'Three Russian Songs' was composed as a gift for a Russian friend and a tribute to Russian lyricism, which is well represented in the folk song melodies chosen for the piece. The first is a typically melancholy lament for an unhappy relationship, and the second a "troika" song in which the singer urges his horses forward ever faster, hoping to see his true love. The third song admirably demonstrates the pervasive beauty of Russian melody - it is, perhaps unbelievably, a broadly comic song in which a drunkard begs his homeward road to lie still and let him walk safely.
I came across Rod Moulds' original piano version of 'Three Russian Songs' on SibeliusMusic, and was immediately inspired by these rather sad but beautiful love songs. The melodic phrases just seem to unfold organically and I especially loved the way the composer used rhythmic urgency and increasingly rich harmony to introduce passion. It's full of contrast, and I found its emotional and musical momentum irresistible.

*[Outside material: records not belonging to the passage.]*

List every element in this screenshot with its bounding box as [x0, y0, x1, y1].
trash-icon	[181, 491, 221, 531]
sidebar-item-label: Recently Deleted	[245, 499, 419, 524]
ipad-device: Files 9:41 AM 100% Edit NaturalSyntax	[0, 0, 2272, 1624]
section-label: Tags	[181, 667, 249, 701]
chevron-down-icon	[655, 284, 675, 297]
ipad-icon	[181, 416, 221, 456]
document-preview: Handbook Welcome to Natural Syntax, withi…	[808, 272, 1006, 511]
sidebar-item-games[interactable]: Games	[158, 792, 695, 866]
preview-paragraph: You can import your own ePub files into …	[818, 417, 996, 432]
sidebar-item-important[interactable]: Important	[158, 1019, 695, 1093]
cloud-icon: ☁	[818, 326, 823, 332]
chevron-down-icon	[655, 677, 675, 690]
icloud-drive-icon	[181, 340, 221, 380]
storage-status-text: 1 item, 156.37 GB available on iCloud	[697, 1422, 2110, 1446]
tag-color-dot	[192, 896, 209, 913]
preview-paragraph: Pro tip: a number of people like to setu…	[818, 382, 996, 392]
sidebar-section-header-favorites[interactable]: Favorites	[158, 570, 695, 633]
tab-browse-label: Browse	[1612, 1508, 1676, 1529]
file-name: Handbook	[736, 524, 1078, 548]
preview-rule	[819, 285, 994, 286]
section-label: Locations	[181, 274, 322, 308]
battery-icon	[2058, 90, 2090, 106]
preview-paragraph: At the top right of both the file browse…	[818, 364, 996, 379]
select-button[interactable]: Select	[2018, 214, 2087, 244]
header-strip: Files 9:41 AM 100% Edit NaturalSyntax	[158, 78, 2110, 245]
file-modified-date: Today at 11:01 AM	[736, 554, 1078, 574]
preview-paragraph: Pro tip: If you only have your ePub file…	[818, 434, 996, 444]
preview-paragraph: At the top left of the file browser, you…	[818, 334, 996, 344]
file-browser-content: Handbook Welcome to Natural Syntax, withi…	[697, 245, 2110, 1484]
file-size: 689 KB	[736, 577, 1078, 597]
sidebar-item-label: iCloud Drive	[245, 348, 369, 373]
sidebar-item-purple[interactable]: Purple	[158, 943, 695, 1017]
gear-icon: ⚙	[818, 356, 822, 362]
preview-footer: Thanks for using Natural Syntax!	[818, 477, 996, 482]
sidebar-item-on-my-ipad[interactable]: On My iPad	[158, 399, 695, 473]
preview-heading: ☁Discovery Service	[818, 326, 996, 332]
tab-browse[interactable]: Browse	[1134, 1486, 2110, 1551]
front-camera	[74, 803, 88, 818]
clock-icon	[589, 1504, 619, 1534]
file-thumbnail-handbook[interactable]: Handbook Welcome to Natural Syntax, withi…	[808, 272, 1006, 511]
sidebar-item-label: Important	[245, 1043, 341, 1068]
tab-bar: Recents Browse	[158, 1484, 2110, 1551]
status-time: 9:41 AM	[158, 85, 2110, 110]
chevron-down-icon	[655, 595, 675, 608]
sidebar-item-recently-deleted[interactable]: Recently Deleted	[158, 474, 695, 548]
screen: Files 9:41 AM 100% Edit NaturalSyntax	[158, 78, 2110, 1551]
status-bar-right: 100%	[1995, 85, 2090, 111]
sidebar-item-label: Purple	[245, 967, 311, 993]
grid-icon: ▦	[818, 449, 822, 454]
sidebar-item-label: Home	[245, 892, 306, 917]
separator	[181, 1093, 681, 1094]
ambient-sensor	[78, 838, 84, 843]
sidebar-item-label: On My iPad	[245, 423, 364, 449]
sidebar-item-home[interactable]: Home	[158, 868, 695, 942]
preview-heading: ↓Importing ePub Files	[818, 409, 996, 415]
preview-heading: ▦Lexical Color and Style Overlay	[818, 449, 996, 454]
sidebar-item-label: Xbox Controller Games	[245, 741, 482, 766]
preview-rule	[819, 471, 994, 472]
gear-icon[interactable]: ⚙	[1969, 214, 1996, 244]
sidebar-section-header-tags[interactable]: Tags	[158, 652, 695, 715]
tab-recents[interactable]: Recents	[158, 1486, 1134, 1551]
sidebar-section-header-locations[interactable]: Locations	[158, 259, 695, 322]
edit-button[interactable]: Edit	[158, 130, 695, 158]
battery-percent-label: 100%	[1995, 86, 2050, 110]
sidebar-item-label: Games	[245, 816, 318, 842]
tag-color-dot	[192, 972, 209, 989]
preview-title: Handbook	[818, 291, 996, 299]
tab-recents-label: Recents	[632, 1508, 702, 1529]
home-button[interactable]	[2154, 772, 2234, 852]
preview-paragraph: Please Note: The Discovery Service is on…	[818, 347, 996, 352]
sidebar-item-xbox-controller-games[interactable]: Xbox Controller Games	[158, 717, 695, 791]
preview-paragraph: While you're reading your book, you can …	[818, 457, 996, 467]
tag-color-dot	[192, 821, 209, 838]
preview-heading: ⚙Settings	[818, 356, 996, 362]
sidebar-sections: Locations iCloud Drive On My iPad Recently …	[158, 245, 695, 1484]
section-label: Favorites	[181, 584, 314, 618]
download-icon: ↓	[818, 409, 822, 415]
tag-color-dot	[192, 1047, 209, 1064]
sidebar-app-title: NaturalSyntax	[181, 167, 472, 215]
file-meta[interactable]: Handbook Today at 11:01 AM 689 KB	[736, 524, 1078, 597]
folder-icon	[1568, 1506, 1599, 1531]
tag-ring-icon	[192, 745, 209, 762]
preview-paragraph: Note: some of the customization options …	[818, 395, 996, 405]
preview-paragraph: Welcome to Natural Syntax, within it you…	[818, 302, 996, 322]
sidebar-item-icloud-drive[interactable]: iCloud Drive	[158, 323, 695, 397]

I was so impressed that I asked the composer's permission to arrange it for saxophone quartet. I felt the elegant, melodic phrases would sound particularly effective played on the sax, given its expressive, vocal-like qualities. Happily he agreed and I hope that this arrangement gives Rod Moulds' piece the additional exposure it deserves. The arrangement was premiered by the Paragon Saxophone Quartet in November 2001, and I feel that the whole project has been a very encouraging example of the benefits SibeliusMusic can generate when composers co-operate.